Увидя, что я хотел было возражать, он сказал:

— Вы не можете отказать мне в этом. Вы отдали себя на мое попечение как своему врачу, и потому должны исполнять мои требования. Моя обязанность в сравнении с докторской во столько раз важнее, во сколько наша душа нам дороже нашего тела.

Когда обед был подал, он постарался как можно скорее выслать слугу из комнаты и тогда подробно расспрашивал меня о моем семействе. Я отвечал с той же откровенностью. В течение разговора он произнес однажды имя мисс Сомервиль, но это так поразило меня, что, увидя мое смущение и наливши мне рюмку вина, он переменил разговор.

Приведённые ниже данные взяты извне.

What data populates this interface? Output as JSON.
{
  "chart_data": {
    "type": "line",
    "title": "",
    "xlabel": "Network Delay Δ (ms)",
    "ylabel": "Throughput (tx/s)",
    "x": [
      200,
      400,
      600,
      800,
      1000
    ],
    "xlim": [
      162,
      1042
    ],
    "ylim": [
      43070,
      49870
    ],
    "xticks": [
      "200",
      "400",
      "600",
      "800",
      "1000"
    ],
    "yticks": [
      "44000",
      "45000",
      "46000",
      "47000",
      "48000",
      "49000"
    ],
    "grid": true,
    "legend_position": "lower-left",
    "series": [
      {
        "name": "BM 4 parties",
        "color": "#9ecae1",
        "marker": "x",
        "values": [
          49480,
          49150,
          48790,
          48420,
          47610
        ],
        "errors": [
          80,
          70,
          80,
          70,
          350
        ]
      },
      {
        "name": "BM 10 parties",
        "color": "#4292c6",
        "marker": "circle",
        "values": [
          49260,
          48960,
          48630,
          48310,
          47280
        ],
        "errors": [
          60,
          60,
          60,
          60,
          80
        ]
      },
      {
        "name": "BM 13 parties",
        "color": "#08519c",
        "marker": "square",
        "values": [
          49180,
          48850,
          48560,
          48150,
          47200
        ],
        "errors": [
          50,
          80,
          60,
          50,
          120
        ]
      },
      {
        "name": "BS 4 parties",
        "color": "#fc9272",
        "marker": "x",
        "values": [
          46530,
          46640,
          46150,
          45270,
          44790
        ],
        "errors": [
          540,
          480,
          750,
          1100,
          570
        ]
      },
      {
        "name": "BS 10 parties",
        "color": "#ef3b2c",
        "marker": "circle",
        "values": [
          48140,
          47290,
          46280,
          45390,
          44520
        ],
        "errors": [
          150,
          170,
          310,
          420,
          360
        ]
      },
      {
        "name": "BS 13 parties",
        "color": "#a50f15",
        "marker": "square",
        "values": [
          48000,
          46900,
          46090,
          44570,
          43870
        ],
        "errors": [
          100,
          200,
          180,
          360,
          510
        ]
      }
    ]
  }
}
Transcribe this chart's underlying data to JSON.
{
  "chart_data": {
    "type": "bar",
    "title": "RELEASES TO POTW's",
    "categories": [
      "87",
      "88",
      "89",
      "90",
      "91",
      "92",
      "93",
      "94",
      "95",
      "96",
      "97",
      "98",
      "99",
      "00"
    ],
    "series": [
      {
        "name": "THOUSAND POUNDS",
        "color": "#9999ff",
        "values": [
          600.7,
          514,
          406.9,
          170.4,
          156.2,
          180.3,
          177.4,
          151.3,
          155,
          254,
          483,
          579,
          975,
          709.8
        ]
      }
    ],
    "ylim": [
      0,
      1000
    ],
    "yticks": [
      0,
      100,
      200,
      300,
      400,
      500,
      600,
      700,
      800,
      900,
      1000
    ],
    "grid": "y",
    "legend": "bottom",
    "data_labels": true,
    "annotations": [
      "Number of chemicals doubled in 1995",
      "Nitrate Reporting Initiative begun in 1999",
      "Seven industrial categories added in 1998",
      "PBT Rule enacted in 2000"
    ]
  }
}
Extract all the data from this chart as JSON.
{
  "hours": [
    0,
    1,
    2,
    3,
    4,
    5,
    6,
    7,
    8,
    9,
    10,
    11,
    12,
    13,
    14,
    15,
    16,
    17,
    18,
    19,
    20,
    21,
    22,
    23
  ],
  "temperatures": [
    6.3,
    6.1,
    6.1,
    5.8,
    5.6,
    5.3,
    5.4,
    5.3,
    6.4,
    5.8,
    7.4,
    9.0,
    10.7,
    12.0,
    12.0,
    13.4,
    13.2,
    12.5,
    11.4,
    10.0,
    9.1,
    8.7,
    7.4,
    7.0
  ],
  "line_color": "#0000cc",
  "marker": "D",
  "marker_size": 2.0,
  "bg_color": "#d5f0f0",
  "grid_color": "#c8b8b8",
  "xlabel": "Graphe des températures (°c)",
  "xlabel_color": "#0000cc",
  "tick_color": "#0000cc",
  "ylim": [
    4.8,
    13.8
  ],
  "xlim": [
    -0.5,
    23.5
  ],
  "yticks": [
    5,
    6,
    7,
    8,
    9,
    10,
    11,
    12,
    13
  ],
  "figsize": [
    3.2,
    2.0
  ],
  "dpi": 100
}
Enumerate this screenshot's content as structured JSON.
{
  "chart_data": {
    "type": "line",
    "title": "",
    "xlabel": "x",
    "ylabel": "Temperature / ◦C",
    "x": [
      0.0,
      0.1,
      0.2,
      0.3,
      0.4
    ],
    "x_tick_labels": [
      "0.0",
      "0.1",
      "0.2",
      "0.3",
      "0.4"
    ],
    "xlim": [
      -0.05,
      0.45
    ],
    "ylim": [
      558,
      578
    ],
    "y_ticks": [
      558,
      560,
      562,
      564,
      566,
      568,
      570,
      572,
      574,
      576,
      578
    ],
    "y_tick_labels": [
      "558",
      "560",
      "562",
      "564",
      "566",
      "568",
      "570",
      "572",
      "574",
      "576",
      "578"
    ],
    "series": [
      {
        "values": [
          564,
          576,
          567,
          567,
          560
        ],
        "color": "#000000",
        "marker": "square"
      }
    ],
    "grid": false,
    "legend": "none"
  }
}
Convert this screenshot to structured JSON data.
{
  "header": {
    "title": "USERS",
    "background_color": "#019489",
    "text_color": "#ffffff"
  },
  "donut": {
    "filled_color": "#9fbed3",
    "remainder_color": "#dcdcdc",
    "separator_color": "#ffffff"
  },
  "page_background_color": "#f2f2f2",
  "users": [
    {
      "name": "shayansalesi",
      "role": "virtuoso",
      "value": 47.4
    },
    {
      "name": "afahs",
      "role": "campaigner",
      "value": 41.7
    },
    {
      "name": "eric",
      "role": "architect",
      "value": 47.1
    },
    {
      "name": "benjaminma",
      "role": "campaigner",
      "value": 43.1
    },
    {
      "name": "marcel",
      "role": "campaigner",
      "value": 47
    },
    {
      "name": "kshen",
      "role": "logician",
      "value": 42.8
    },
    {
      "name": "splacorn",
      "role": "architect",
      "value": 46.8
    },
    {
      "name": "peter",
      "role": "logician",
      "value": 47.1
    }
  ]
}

Десять дней провел я в доме этого достойного епископа, пользуясь всеми возможными удобствами. Каждое утро он посвящал два или три часа наставительной беседе со мною и давал мне по несколько книг разом, с отметками тех страниц, которые советовал мне прочитать. Он хотел было познакомить меня со своим семейством, но я просил отложить это на некоторое время, будучи слишком расстроен и убит духом. Он оставил меня жить одиноко в отведенных для меня комнатах.